Menurutnya, anak-anak sekarang tidak akan mau bekerja beralaskan bumi dan beratapkan langit, apalagi dengan penghasilan kecil. Lebih-lebih yang hanya punya luas sawah kecil, hanya sewa sawah, atau bahkan buruh tani. Penghasilannya hanya cukup untuk biaya hidup, itu pun serba kekurangan.


“Karena petani (kalau) ada inflasi, (penghasilannya) tidak bisa mengikuti inflasi. Sejak dulu-dulu (harga padi) ya segitu-gitu saja. Apalagi untuk menyekolahkan anak, untuk sakunya. Rata-rata tidak mampu menguliahkan anak,” ujar Suparman.


Sementara itu, berbeda dengan kebanyakan generasi muda Indonesia, seorang Ibu muda asal asal Pati yang enggan disebut nama aslinya menyebut ketertarikannya terhadap profesi petani. Ia merasa bersyukur kedua orang tuanya merupakan seorang petani.

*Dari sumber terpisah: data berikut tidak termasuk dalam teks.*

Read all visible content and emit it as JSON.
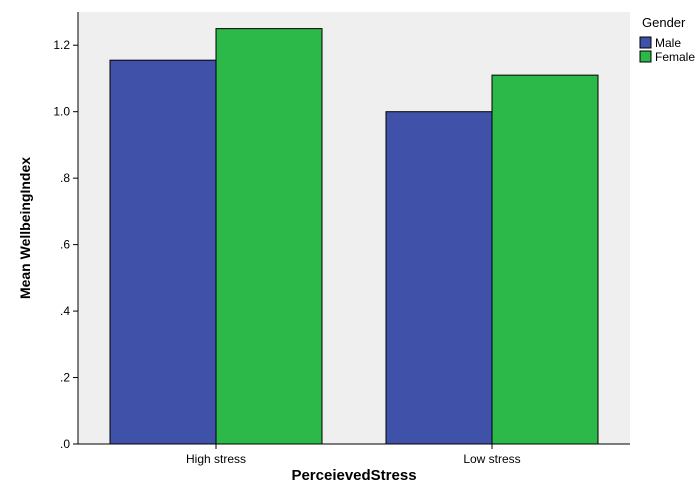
{
  "chart_data": {
    "type": "bar",
    "title": "",
    "xlabel": "PerceievedStress",
    "ylabel": "Mean WellbeingIndex",
    "categories": [
      "High stress",
      "Low stress"
    ],
    "series": [
      {
        "name": "Male",
        "values": [
          1.155,
          1.0
        ],
        "color": "#3f51a8"
      },
      {
        "name": "Female",
        "values": [
          1.25,
          1.11
        ],
        "color": "#2db84a"
      }
    ],
    "ylim": [
      0,
      1.3
    ],
    "yticks": [
      0,
      0.2,
      0.4,
      0.6,
      0.8,
      1.0,
      1.2
    ],
    "ytick_labels": [
      ".0",
      ".2",
      ".4",
      ".6",
      ".8",
      "1.0",
      "1.2"
    ],
    "grid": false,
    "plot_background": "#efefef",
    "legend": {
      "title": "Gender",
      "placement": "top-right, outside plot",
      "entries": [
        "Male",
        "Female"
      ]
    }
  }
}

Ia menjelaskan, kedua orang tuanya meskipun berprofesi sebagai petani tetapi tetap punya etos kerja yang tinggi. Berapapun penghasilan dari bertani, selalu disyukuri.


“Kalau dihitung secara materil, bertani nggak begitu menguntungkan bagi kedua orang tuaku. Tapi melihat mereka bertani setiap hari tanpa mengeluh, aku merasa senang karena mereka bisa menikmati pekerjaannya dengan baik,” ujarnya saat dihubungi NU Online pada Rabu (25/9/2024).


“Bertani itu kayak healing, orang tuaku selalu bercerita tentang proses bertaninya,” tambahnya.


Perempuan alumnus jurusan Sastra Indonesia Universitas Gajah Mada (UGM) Yogyakarta ini menegaskan, apabila suatu saat nanti ia mempunyai kesempatan, minimal di pekarangan rumah atau jika beruntung membeli lahan pertanian sendiri, ia akan memutuskan bertani.


“Menurutku, petani itu profesi yang mulia. Sebenarnya aku pengin bertani sejak SMP, karena sejak SMP nggak di rumah (karena mengontrak kos di luar kecamatan untuk sekolah) dan sampai sekarang belum ada pemahaman yang baik tentang bertani. Berhubung sekarang sudah berumah tangga dan nggak punya lahan pertanian, keinginan jadi petani kuurungkan dulu,” ujarnya.